Eine Ursache für die Parallelwirtschaft liegt auch in bestimmten Vorstellungen vom Zusammenleben in der Gesellschaft: „Die Bereicherung mit allen Mitteln gilt weitgehend als legitim“, verrät ein Geschäftsmann, ohne seinen Namen zu nennen. Seit einigen Jahren berichten die Medien immer häufiger über Skandale. Zuletzt ging es um die Unterschlagung von 4 Millionen Euro, die als Hilfszahlung aus den Niederlanden eigentlich für Projekte der Wasserversorgung vorgesehen waren.
Die Korruption ist endemisch, viele dringende Projekte werden gar nicht erst in Angriff genommen. Alle bestehen darauf, ihren Anteil zu kassieren, bevor überhaupt ein Bau begonnen wird.
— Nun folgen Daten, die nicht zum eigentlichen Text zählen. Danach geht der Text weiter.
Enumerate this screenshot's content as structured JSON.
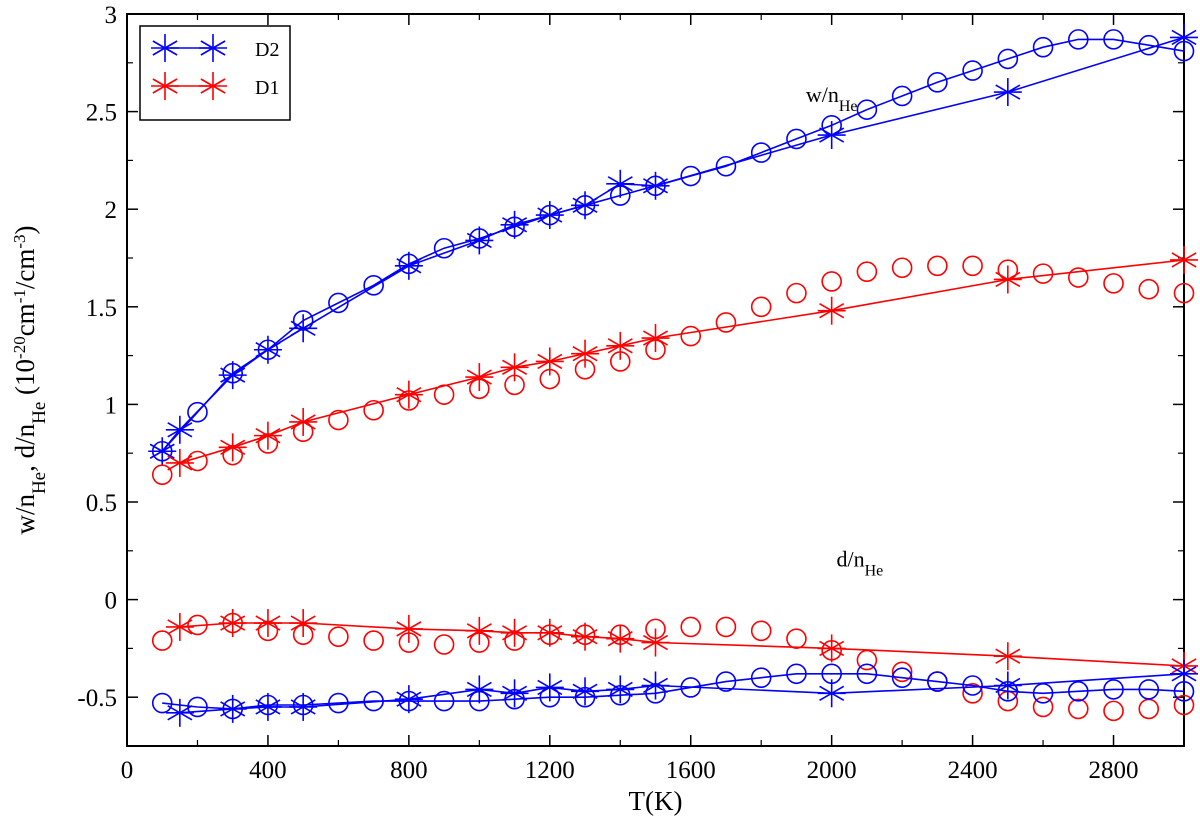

Der neue internationale Flughafen von Cotonou wird seit zehn Jahren angekündigt. Gebaut wurde er nie, obwohl der gegenwärtige, mitten in der Stadt gelegene Flughafen extrem gefährlich ist. Auch die „Route des pêches“ entlang der Küste wurde bisher nicht asphaltiert, und auf die geplante Brücke, die den Verkehr in Porto-Novo entlasten soll, warten die Bürger vergeblich.
Gilles Yabi klagt über die ewige „Kpayo-Demokratie“, wie er sie nennt, also eine „Ersatzdemokratie“. In einem System, das keine klaren Grenzen zwischen staatlichem Handeln und informeller Ökonomie zieht, nehmen die Vertreter des Staats ihre eigentliche Aufgabe oft weniger ernst als ihre persönlichen Interessen.
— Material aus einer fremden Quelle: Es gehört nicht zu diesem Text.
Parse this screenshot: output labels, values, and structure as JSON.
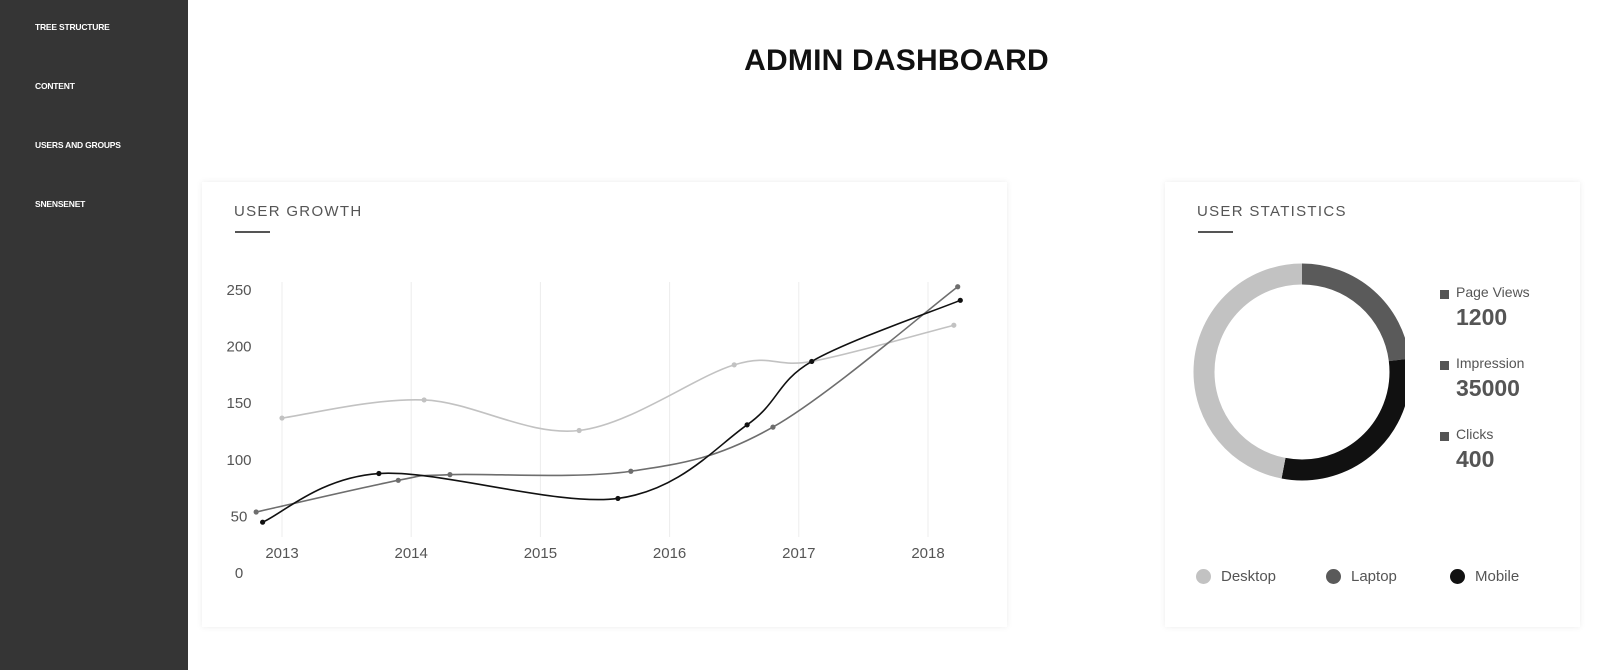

Diese Verzerrung findet man auf allen Ebenen der Gesellschaft, sie ermuntert zur Umgehung von Regeln und der Jagd nach dem schnellen Profit. Die Straflosigkeit geht so weit, dass der Staat keinerlei Autorität mehr besitzt.
Im Juni 2015 ernannte Präsident Boni Yayi den als tatkräftig geltenden Lionel Zinsou zum Ministerpräsidenten, woraufhin Teile der städtischen Jugend Hoffnung schöpften. Denn dem ehemaligen französisch-beninischen Banker trauen sie zu, dass er neue Perspektiven für ihr Land entwickelt – und dass sie eines Tages vielleicht ihr Leben doch mit etwas anderem als Motorradtaxifahren oder Kpayo-Verkaufen bestreiten können.
Aus dem Französischen von Claudia Steinitz
Sabine Cessou ist freie Journalistin.